The Convention includes a comprehensive regime for the conduct of international marine scientific research and the transfer of knowledge and technology. Some principles and rules establish the duty of States to co-operate directly with each other or through the appropriate international, regional or sub-regional organizations.

The rights accorded to coastal States--and the corresponding duties of States engaged in research--for granting or refusing their consent to research to be conducted in their Exclusive Economic Zones create favourable conditions for the participation of local scientists in research activities, training, access to required knowledge, and so on. It should be noted in this context that, besides references in the Convention to "regional centres", to be established or reinforced for the promotion of marine scientific research and technology and related training and transfer of knowledge, mention is also made of national centres to be created at the local level for the same purpose. The functions assigned to this type of institution--and the need for further elaboration of the concept of regional centres--reflect the concern for participation by, and the aspiration for real partnership among, developing countries in scientific and technological international marine programmes and activities in the future.

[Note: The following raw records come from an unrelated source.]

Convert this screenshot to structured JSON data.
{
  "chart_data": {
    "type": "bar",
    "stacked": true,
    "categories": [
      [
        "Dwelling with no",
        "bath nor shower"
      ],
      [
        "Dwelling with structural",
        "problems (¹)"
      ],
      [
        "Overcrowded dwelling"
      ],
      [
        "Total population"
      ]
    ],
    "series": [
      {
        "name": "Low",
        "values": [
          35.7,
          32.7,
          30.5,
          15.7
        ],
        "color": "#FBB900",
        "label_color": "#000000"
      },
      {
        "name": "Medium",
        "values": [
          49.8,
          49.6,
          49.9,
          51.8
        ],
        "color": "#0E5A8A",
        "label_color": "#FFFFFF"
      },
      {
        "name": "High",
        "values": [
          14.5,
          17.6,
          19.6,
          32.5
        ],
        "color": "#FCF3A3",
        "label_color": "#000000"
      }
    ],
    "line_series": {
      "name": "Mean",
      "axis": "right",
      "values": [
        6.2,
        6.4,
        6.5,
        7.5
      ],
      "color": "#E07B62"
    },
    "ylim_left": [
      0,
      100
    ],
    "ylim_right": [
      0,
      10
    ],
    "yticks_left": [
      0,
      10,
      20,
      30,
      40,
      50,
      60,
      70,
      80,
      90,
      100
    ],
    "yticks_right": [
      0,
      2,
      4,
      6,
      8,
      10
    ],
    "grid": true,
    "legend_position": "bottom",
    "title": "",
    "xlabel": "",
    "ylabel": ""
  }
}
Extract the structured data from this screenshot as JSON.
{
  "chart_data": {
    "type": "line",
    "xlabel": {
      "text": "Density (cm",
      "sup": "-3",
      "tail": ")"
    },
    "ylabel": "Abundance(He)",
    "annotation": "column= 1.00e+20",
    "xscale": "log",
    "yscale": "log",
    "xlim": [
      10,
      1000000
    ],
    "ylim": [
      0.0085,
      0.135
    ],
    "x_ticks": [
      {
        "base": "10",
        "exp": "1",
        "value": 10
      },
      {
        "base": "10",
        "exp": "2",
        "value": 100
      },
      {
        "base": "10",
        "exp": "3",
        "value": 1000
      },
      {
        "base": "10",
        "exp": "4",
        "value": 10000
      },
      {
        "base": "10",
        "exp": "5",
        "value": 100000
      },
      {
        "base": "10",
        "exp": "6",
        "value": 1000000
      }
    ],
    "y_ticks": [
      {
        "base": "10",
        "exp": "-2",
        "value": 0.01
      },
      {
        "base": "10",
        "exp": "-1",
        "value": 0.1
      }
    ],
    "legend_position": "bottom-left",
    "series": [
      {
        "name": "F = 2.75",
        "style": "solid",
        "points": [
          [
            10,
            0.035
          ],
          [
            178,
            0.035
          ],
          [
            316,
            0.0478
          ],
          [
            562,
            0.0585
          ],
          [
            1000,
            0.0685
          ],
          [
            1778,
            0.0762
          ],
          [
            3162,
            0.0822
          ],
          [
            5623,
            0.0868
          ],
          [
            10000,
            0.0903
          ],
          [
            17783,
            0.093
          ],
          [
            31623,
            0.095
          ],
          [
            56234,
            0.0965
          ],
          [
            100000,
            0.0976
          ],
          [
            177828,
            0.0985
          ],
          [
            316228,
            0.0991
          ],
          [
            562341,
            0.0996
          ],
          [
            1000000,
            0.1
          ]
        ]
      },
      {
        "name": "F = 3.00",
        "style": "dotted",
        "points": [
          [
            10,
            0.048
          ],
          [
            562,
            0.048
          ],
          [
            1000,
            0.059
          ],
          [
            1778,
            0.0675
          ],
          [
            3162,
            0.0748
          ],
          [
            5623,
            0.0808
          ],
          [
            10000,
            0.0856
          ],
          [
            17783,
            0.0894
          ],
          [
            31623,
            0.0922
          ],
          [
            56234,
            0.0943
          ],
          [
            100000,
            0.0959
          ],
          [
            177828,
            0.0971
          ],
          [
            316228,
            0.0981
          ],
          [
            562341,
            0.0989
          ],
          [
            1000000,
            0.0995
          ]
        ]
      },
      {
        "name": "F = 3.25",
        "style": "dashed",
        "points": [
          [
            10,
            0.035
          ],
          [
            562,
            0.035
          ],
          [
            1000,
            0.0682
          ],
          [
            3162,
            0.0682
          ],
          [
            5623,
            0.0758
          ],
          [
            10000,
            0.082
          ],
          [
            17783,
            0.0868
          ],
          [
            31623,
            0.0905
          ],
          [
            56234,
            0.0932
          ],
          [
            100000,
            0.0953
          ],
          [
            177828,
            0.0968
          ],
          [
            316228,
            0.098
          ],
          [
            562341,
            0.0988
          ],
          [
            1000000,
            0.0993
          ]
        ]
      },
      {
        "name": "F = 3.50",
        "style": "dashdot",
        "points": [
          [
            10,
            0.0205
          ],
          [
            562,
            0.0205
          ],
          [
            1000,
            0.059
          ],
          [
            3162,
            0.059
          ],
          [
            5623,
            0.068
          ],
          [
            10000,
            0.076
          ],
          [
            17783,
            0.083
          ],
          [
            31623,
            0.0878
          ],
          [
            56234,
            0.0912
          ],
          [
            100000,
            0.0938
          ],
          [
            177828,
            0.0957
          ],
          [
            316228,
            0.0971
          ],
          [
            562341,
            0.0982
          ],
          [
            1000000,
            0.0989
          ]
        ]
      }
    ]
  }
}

Pending the ratification and entry into force of the Convention, and to facilitate the progressive implementation of the new regime by States, a major requirement is the improvement or the establishment of the necessary institutional arrangements. During the Conference on the Law of the Sea, a detailed discussion on institutional aspects was deliberately left aside and was only dealt with in general terms in connexion with specific articles. Neither was there any mention by name of the appropriate intergovernmental organizations, except in a few cases, so as to avoid extra difficulties resulting from the definition of competences in various aspects of oceanic affairs within the United Nations system.